İnsanlar en beğendikleri bir şarkıyı bir müddet dinledikten sonra artık dinlemekten sıkılır hale gelirler. Fakat Kur’an-ı Kerim’in bir mucizesi olarak ne kadar dinlense de bıkkınlık vermediği gibi insanı dinlendirmektedir.
Bunların haricinde Kur’an’ın mucize olduğunun delillerinden birkaç örnek daha verip, konumuzu sonlandırmak istiyorum.
Dikkat edenlerin gözleyeceği bir hadise, Kur’an-ı Kerim’i hiç bilmeyen bir kişinin çok kısa bir zamanda okumayı öğrenmesidir. Fakat kısa bir süre okumayı bırakırsa, okuya maz hale gelir veya okumada zorlanır. Bu da Kur’an’ın bir mucizesidir.
Ayrıca hafızlığa çalışan çocuklar, birkaç sayfalık başka bir yazıyı ezberlemekte zorluk çekerlerken görürler ki, Kur’ân-ı Hakîm gibi altı yüz sayfalık, yabancı oldukları bir dildeki yazıyı üstelik birçok yerinde birbirine benzeyen yerler olmasına rağmen, gayet kolaylıkla hafızalarına yerleştirmektedirler. Bu da Kur’an’ın bir mucizesidir.
Diğer taraftan konuşmadan ve gürültüden rahatsız olan hastalara ve sekeratta ölüm halinde olanlara karşı, Kur’ân’ın nağmesi ve sadâsı, onlara adeta zemzem suyu gibi hoş ve tatlı gelmektedir. Bu da Kur’an-ı Kerim’in bir mucizesini ispat eder.
Ayrıca tevafuklu adı verilen ve bu tarz üzerine yazılan Kur’an-ı Kerim’lerin özelliği olarak, mesela; Hafız Osman hattıyla basılan Kur’ân-ı Mu’cizü’l-Beyânın yazılan kelimeleri birbirine bakmaktadır. Örnek verilecek olursa, Sûre-i Kehf’te “Sekizincileri köpekleriydi ”kelimesinin altındaki yapraklar delindiğinde Sûre-i Fâtır’daki “Kıtmir” yani Ashâb-ı Kehf’in köpeklerinin adına tevafuk etmektedir.Daha böyle birçok ayet mevcuttur.
Ayrıca renkli olarak basılan Kur’an-ı Kerim’lerde Allah lafızlarının nasıl birbirine tevafuk ettiği daha iyi görülmektedir. Bütün bunlar incelendiğinde tesadüf olamayacağı, açıkça bunun bir mucize olduğu anlaşılmaktadır.
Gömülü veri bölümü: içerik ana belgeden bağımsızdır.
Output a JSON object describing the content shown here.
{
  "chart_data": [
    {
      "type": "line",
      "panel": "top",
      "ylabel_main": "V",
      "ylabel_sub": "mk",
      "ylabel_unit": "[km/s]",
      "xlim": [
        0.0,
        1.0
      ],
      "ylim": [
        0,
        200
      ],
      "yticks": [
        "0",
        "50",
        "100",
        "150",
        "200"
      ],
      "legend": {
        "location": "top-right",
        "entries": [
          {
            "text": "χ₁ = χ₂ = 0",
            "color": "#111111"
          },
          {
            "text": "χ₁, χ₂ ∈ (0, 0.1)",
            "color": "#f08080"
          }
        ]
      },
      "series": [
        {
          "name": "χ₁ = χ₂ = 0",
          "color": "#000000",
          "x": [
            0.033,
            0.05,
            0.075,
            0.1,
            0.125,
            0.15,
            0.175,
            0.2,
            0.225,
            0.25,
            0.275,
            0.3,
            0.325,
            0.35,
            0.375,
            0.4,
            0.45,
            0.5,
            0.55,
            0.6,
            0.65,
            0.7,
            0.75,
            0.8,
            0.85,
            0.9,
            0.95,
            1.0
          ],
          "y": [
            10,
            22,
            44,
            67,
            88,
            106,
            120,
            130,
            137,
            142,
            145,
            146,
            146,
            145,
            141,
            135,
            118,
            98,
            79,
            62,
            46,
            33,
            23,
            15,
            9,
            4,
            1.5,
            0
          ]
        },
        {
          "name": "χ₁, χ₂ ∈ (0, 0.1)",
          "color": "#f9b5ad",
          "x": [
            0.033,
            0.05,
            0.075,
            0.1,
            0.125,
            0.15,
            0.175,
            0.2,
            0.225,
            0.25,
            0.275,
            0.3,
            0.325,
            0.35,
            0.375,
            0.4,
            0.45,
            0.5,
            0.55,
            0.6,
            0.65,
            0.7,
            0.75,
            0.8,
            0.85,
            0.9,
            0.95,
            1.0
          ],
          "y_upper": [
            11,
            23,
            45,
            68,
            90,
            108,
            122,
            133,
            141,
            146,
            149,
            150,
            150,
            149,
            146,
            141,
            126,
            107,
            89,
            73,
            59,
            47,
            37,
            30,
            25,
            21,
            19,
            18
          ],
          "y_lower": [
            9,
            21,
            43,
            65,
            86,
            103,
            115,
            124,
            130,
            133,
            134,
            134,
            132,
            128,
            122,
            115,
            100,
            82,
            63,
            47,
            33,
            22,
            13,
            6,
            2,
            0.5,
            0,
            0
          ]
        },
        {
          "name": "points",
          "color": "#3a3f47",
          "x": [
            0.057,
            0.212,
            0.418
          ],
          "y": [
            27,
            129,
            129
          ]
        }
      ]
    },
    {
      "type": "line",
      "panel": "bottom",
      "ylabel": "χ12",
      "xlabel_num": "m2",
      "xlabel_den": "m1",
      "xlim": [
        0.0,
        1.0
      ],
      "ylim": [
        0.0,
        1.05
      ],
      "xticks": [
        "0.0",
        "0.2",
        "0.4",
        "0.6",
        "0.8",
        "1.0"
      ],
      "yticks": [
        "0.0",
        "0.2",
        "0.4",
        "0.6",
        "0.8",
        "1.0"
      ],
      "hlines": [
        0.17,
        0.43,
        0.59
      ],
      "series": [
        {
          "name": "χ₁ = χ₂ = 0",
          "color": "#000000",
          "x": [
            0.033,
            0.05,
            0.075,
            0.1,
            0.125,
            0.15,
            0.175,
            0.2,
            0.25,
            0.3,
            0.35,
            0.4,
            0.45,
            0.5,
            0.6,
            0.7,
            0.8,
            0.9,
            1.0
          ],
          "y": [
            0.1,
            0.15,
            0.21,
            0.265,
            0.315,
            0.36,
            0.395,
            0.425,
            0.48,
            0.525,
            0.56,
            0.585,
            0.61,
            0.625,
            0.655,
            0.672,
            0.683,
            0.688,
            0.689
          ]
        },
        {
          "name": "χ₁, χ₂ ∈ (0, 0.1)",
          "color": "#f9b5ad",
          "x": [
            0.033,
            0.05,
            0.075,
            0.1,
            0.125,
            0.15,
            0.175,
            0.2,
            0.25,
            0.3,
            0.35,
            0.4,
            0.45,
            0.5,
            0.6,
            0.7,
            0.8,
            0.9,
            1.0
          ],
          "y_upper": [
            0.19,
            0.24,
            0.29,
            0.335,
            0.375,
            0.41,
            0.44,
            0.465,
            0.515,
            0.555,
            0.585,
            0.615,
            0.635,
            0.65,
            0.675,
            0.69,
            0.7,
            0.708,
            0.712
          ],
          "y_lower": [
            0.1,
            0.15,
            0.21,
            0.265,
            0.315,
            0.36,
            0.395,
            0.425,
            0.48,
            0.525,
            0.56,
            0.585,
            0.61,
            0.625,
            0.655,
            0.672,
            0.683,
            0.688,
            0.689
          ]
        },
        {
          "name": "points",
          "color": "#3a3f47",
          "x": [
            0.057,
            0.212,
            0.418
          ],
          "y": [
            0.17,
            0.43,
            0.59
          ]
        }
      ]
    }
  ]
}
Burada özet halinde vermeye çalıştığımız gibi Kur’an kırk yönüyle mucize bir eserdir. İnsanların kurtuluş biletidir. Şayet yaşarken bunun idraki içinde olup, acaba Cenab-ı Hak bizden ne talep etmiş öğrenmek istiyorsak Kur’an’a sarılmalıyız. Düşünelim, doktorumuz hastalığımıza şifa verici bir ilaç yazsa bunu kullanmayıp, çöpe atar mıyız? Tabii atmadığımız gibi şifa bulmak için, muntazaman saatinde ilaçlarımızı alırız. Bu bakımdan manen hasta olduğumuzu unutmamalıyız. Madem hastayız, o halde maddi ve manevi hastalıklarımıza tiryak gibi şifa verici ilaç olan Kur’an’ını ve tefsirlerini her gün muntazaman almalıyız yani okumalıyız. Allah bizleri bu ilaçtan mahrum etmeyip, bu manada hepimize şifalar versin. Âmin.
Ahmet TULGANER
YORUMLAR
Henüz yorum yapılmamış.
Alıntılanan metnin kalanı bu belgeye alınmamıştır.